The Federal Balanced Budget Act of 1997 established the Critical Access Hospital Program. The program allows more flexibility in staffing and simplified billing methods, and it creates incentives to integrate health delivery systems. Washington currently has 38 hospitals certified as critical access hospitals. Payments to critical access hospitals under Washington’s medical assistance programs are based on allowable costs. Larger urban private hospitals are reimbursed under the Prospective Payment System for inpatient services and the Outpatient Prospective Payment System for outpatient services.

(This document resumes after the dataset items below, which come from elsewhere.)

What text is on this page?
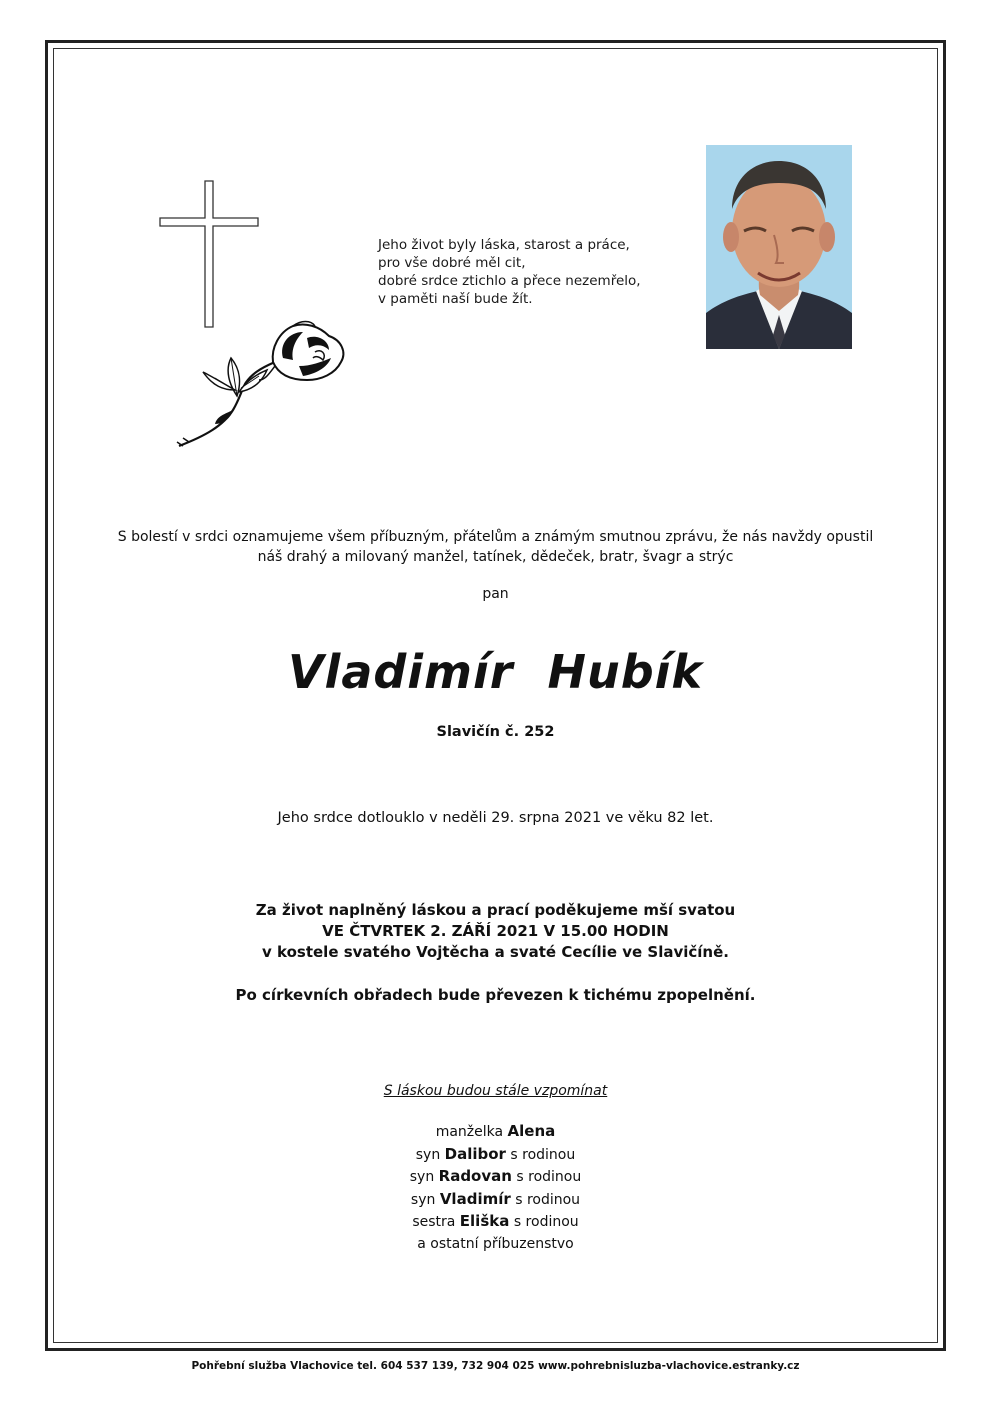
Jeho život byly láska, starost a práce,
pro vše dobré měl cit,
dobré srdce ztichlo a přece nezemřelo,
v paměti naší bude žít.
S bolestí v srdci oznamujeme všem příbuzným, přátelům a známým smutnou zprávu, že nás navždy opustil
náš drahý a milovaný manžel, tatínek, dědeček, bratr, švagr a strýc
pan
Vladimír Hubík
Slavičín č. 252
Jeho srdce dotlouklo v neděli 29. srpna 2021 ve věku 82 let.
Za život naplněný láskou a prací poděkujeme mší svatou
VE ČTVRTEK 2. ZÁŘÍ 2021 V 15.00 HODIN
v kostele svatého Vojtěcha a svaté Cecílie ve Slavičíně.
Po církevních obřadech bude převezen k tichému zpopelnění.
S láskou budou stále vzpomínat
manželka Alena
syn Dalibor s rodinou
syn Radovan s rodinou
syn Vladimír s rodinou
sestra Eliška s rodinou
a ostatní příbuzenstvo
Pohřební služba Vlachovice tel. 604 537 139, 732 904 025 www.pohrebnisluzba-vlachovice.estranky.cz
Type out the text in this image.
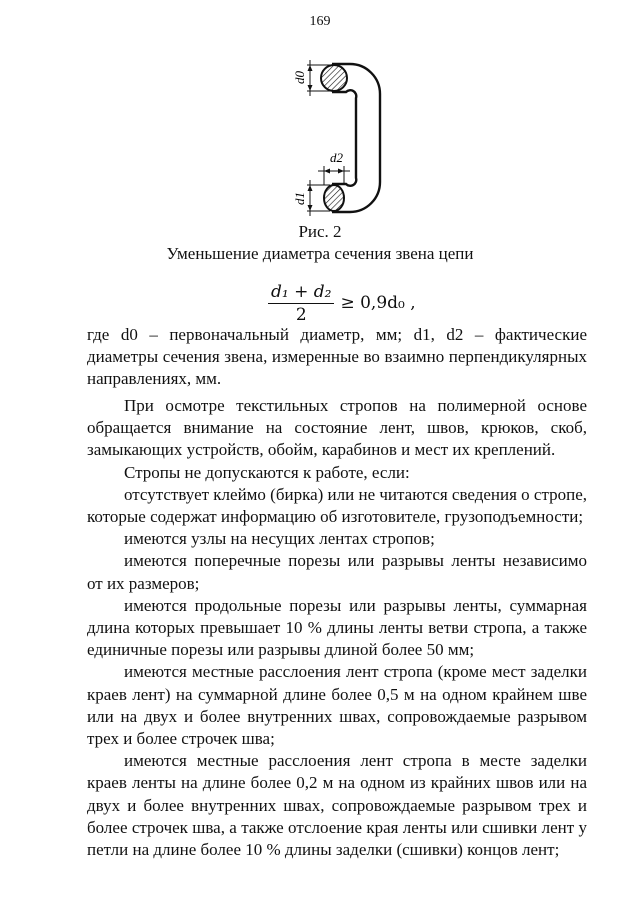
169
d0
d2
d1
Рис. 2
Уменьшение диаметра сечения звена цепи
$\frac{\text{d₁ + d₂}}{2} \ge 0,9d_0$ ,

где d0 – первоначальный диаметр, мм; d1, d2 – фактические диаметры сечения звена, измеренные во взаимно перпендикулярных направлениях, мм.

При осмотре текстильных стропов на полимерной основе обращается внимание на состояние лент, швов, крюков, скоб, замыкающих устройств, обойм, карабинов и мест их креплений.

Стропы не допускаются к работе, если:

отсутствует клеймо (бирка) или не читаются сведения о стропе, которые содержат информацию об изготовителе, грузоподъемности;

имеются узлы на несущих лентах стропов;

имеются поперечные порезы или разрывы ленты независимо от их размеров;

имеются продольные порезы или разрывы ленты, суммарная длина которых превышает 10 % длины ленты ветви стропа, а также единичные порезы или разрывы длиной более 50 мм;

имеются местные расслоения лент стропа (кроме мест заделки краев лент) на суммарной длине более 0,5 м на одном крайнем шве или на двух и более внутренних швах, сопровождаемые разрывом трех и более строчек шва;

имеются местные расслоения лент стропа в месте заделки краев ленты на длине более 0,2 м на одном из крайних швов или на двух и более внутренних швах, сопровождаемые разрывом трех и более строчек шва, а также отслоение края ленты или сшивки лент у петли на длине более 10 % длины заделки (сшивки) концов лент;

Pursuant to Chapter 30, Laws of 2010, Engrossed Second Substitute House Bill 2956, hospital provider assessments are imposed on most hospitals and proceeds from the assessments are deposited into the Hospital Safety Net Assessment Fund (Fund). Money in the Fund may be used for various increases in hospital payments. The levels of the assessments and payments vary depending on the type of hospital.
Summary of Bill:
The HCA must specify in rule the methodology for paying critical access hospitals for services provided to clients of state medical assistance programs.
Critical access hospitals are excluded from the definition of “prospective payment system hospitals” for purposes of the Hospital Safety Net Assessment program.
Appropriation: None.
Fiscal Note: Available.
Effective Date: The bill takes effect 90 days after adjournment of the session in which the bill is passed.